As anyone can verify through declassified CIA documents displayed on the World-Wide Web (WWW), the CIA decoded Osama bin Laden's plans to attack the Twin Towers of the World Trade Center (WTC) about 3 years before 9/11. They soon labelled these plans as the "bin Laden problem" and explored options for countering them. Most of these declassified documents were included in the 9/11 Commission Report released in 2003. They examined bin-Ladin's attacks on the USS Cole, his interest in biological and radiological weapons, and how Afghanistan was an incubator for terrorism.

National Security Advisor Richard Clarke went to some length to advise members of incoming George W Bush Admistration in January of 2001 of the terrorism threat from Osama bin Laden's al Quaeda group near Afghanistan (see Clarke's book Again All Enemies). The Congressional report said in May, 2001 that intelligence officials received information that indicated "a group of bin Laden supporters was planning attacks in the United States with explosives." The CIA reported to the President on May 1 that "a group presently in the US was planning a terrorist operation". George Tenet, the director of the CIA communicated personally with National Security Advisor Clarke, and they were soon both convinced that a major series of attacks was about to come. The FBI as well as FAA and other senior security officials joined Clarke.

The CIA reported that Khalid Sheik Mohammed was recruiting people to travel to the US, likely to conduct terrorist attacks on bin Laden's behalf. On June 22, 2001, the daily brief to President Bush stated that the al Quaeda strikes could be "imminent". The CIA prepared an analysis that all but pleaded with the White House to accept that the danger from bin Laden was real. By the White House meeting on July 5 the CIA had briefed security officials of several different agencies on the al Quaeda threat of terrorists striking within the US, warning that a strike was imminent. As CIA Director George Tenet described "The system was blinking red" (see The 9/11 Comission Report).
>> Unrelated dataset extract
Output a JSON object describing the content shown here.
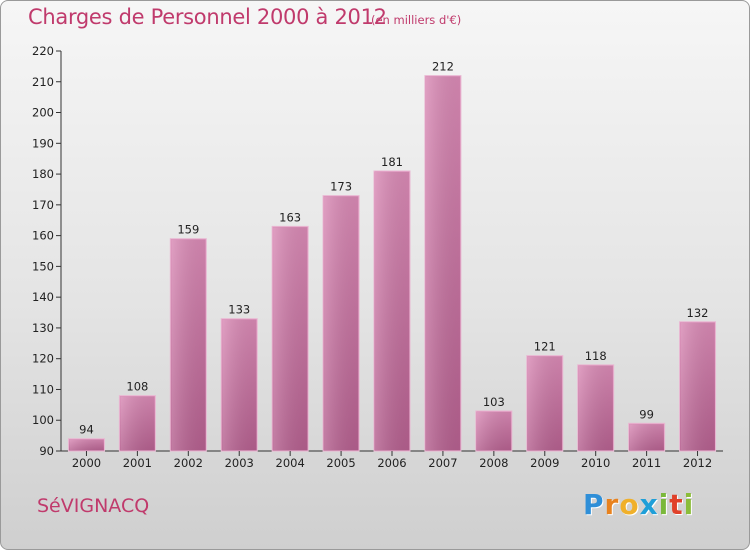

President Bush was told personally in a secret briefing on August 6, 2001, more than a month before 9/11, that supporters of Osama bin Laden planned an attack within the United States with explosives and wanted to hijack airplane. He received the full report "Bin Laden determined to strike within the US".

On September 4, 2001 Clarke called an urgent meeting for what he believed was an imminent attack. Both he and George Tenet spoke passionately about the urgency of the al Quaeda threat, and the possibility of killing 100s of Americans. Secretary of Defense Rumsfeld, like Assistant Secretary Wolfowitz, downplayed the significance by bringing up other terrorists, particularly Iraqi terrorists. Condeleeza Rice asked Clarke to finalize a policy document & send it to President Bush for a signature.
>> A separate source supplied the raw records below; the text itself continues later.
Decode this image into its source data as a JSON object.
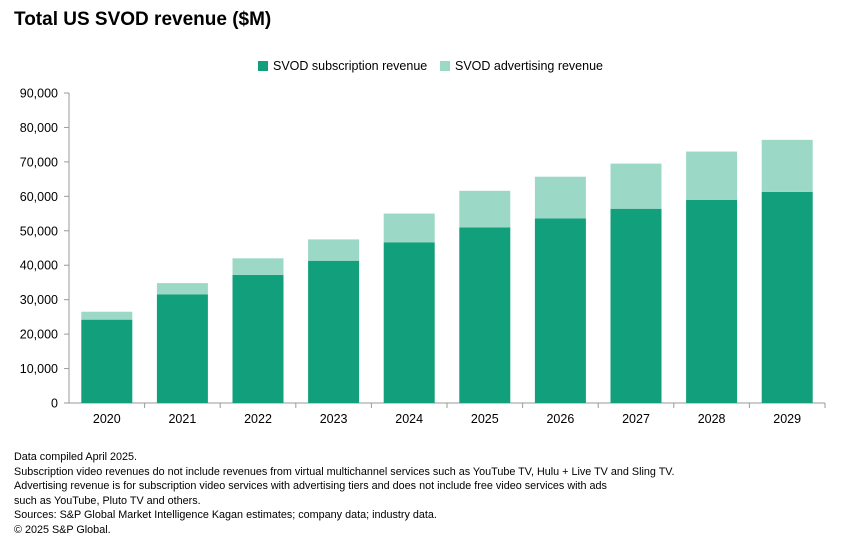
{
  "title": "Total US SVOD revenue ($M)",
  "legend": [
    {
      "label": "SVOD subscription revenue",
      "color": "#11a07b"
    },
    {
      "label": "SVOD advertising revenue",
      "color": "#9bd8c6"
    }
  ],
  "chart_data": {
    "type": "bar",
    "stacked": true,
    "title": "Total US SVOD revenue ($M)",
    "categories": [
      "2020",
      "2021",
      "2022",
      "2023",
      "2024",
      "2025",
      "2026",
      "2027",
      "2028",
      "2029"
    ],
    "series": [
      {
        "name": "SVOD subscription revenue",
        "color": "#11a07b",
        "values": [
          24200,
          31500,
          37200,
          41300,
          46600,
          51000,
          53600,
          56400,
          59000,
          61300
        ]
      },
      {
        "name": "SVOD advertising revenue",
        "color": "#9bd8c6",
        "values": [
          2300,
          3300,
          4800,
          6200,
          8400,
          10600,
          12100,
          13100,
          14000,
          15100
        ]
      }
    ],
    "ylim": [
      0,
      90000
    ],
    "yticks": [
      "0",
      "10,000",
      "20,000",
      "30,000",
      "40,000",
      "50,000",
      "60,000",
      "70,000",
      "80,000",
      "90,000"
    ],
    "ytick_values": [
      0,
      10000,
      20000,
      30000,
      40000,
      50000,
      60000,
      70000,
      80000,
      90000
    ],
    "grid": false,
    "legend_position": "top-center",
    "xlabel": "",
    "ylabel": ""
  },
  "footnotes": [
    "Data compiled April 2025.",
    "Subscription video revenues do not include revenues from virtual multichannel services such as YouTube TV, Hulu + Live TV and Sling TV.",
    "Advertising revenue is for subscription video services with advertising tiers and does not include free video services with ads",
    "such as YouTube, Pluto TV and others.",
    "Sources: S&P Global Market Intelligence Kagan estimates; company data; industry data.",
    "© 2025 S&P Global."
  ]
}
On that day of the September 4 meeting Richard Clarke sent Condeleeza Rice an impassioned note criticizing the US counterterrorism efforts. He wrote that the real question was before the meeting principals was "are we serious about dealing with the Al Quaeda threat?...Decision makers should imagine themselves on a future day when the group had not succeeded in stopping the Al Queda attacks & 100s of Americans lay dead... What would those decision makers wish they had done earlier? That future day could happen at any time." One week later it did.

So, many government employees knew of the coming 9/11 attack. That was so true that there were massive investments in put options for stocks that were anticipated to do badly in the attack. But most American ctizens were surprised by 9/11, because elected government officials did not warn them.